Researchers in Japan may have discovered the pathological mechanism of Alzheimer's disease (AD) based on phosphoproteome analysis, which would provide new clues to an effective therapy for the currently incurable disease, media reported Thursday.
Comprehensive phosphoproteome analysis unravels the core signaling network that initiates the earliest synapse pathology in preclinical AD brain, said the researchers led by Kazuhiko Tagawa from Tokyo Medical and Dental University in a report published Wednesday in the online edition of Human Molecular Genetics.
Using a high-end mass spectrometry, the researchers screened phosphoproteins and phosphopeptides in four types of AD mouse models and human AD postmortem brains, Xinhua reported citing Japanese news website news.mynavi.jp.
"We identified commonly changed phosphoproteins in multiple models and also determined phosphoproteins related to initiation of A deposition in the mouse brain," they said.

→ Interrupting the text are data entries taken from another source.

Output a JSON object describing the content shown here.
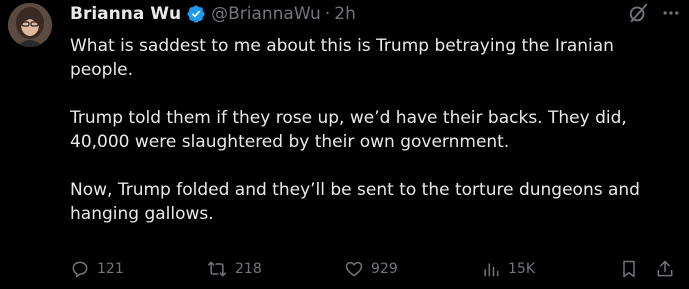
{
  "author": {
    "display_name": "Brianna Wu",
    "handle": "@BriannaWu",
    "separator": "·",
    "time": "2h",
    "verified_color": "#1d9bf0"
  },
  "tweet": {
    "text": "What is saddest to me about this is Trump betraying the Iranian\npeople.\n\nTrump told them if they rose up, we’d have their backs. They did,\n40,000 were slaughtered by their own government.\n\nNow, Trump folded and they’ll be sent to the torture dungeons and\nhanging gallows."
  },
  "actions": {
    "replies": "121",
    "reposts": "218",
    "likes": "929",
    "views": "15K"
  },
  "icons": {
    "top": [
      "grok-icon",
      "more-icon"
    ],
    "bottom": [
      "reply-icon",
      "repost-icon",
      "like-icon",
      "views-icon",
      "bookmark-icon",
      "share-icon"
    ]
  },
  "colors": {
    "background": "#000000",
    "primary_text": "#e7e9ea",
    "secondary_text": "#71767b",
    "accent": "#1d9bf0"
  }
}
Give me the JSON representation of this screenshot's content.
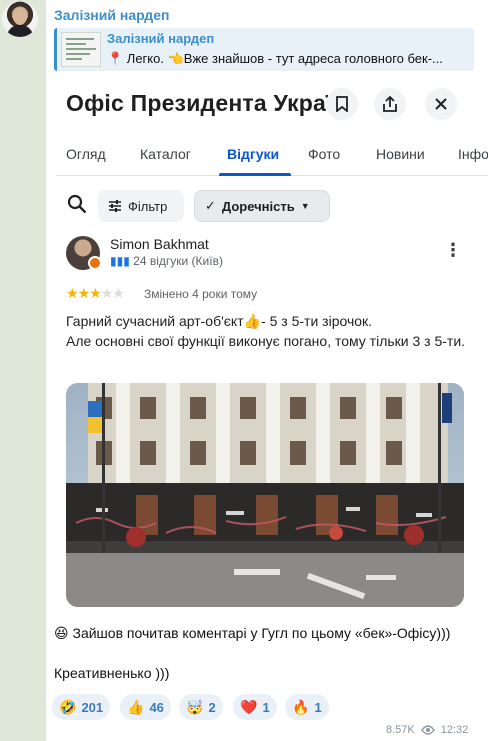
{
  "channel": {
    "sender": "Залізний нардеп"
  },
  "reply": {
    "title": "Залізний нардеп",
    "text": "📍 Легко. 👈Вже знайшов - тут адреса головного бек-..."
  },
  "screenshot": {
    "place_title": "Офіс Президента Украї...",
    "tabs": [
      "Огляд",
      "Каталог",
      "Відгуки",
      "Фото",
      "Новини",
      "Інфо"
    ],
    "active_tab": "Відгуки",
    "filter_label": "Фільтр",
    "sort_label": "Доречність",
    "review": {
      "author": "Simon Bakhmat",
      "author_meta": "24 відгуки (Київ)",
      "rating": 3,
      "rating_max": 5,
      "date": "Змінено 4 роки тому",
      "text": "Гарний сучасний арт-об'єкт👍- 5 з 5-ти зірочок.\nАле основні свої функції виконує погано, тому тільки 3 з 5-ти."
    }
  },
  "caption": "😆 Зайшов почитав коментарі у Гугл по цьому «бек»-Офісу)))\n\nКреативненько )))",
  "reactions": [
    {
      "emoji": "🤣",
      "count": "201"
    },
    {
      "emoji": "👍",
      "count": "46"
    },
    {
      "emoji": "🤯",
      "count": "2"
    },
    {
      "emoji": "❤️",
      "count": "1"
    },
    {
      "emoji": "🔥",
      "count": "1"
    }
  ],
  "views": "8.57K",
  "time": "12:32",
  "colors": {
    "accent": "#3d8fc9",
    "google_blue": "#0b57d0",
    "star": "#f4b400"
  }
}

After confirming these proteins were also changed in human AD brains, the researchers put the proteins on experimentally verified protein-protein interaction databases.
"Surprisingly most of the core phosphoproteins were directly connected, and they formed a functional network linked to synaptic spine formation," they said.
They found the change of the core network started at a preclinical stage even before histological A deposition. Systems biology analyses suggested phosphorylation of MARCKS by over-activated kinases, including PKCs and CaMKs, initiates synapse pathology.
"Two-photon microscopic observation revealed recovery of abnormal spine formation in the AD model mice by targeting a core protein MARCKS or by inhibiting candidate kinases, supporting our hypothesis formulated based on phosphoproteome analysis," said the researchers.
AD is the most common form of dementia. There is at present no cure for the disease, which worsens as it progresses, and eventually leads to death.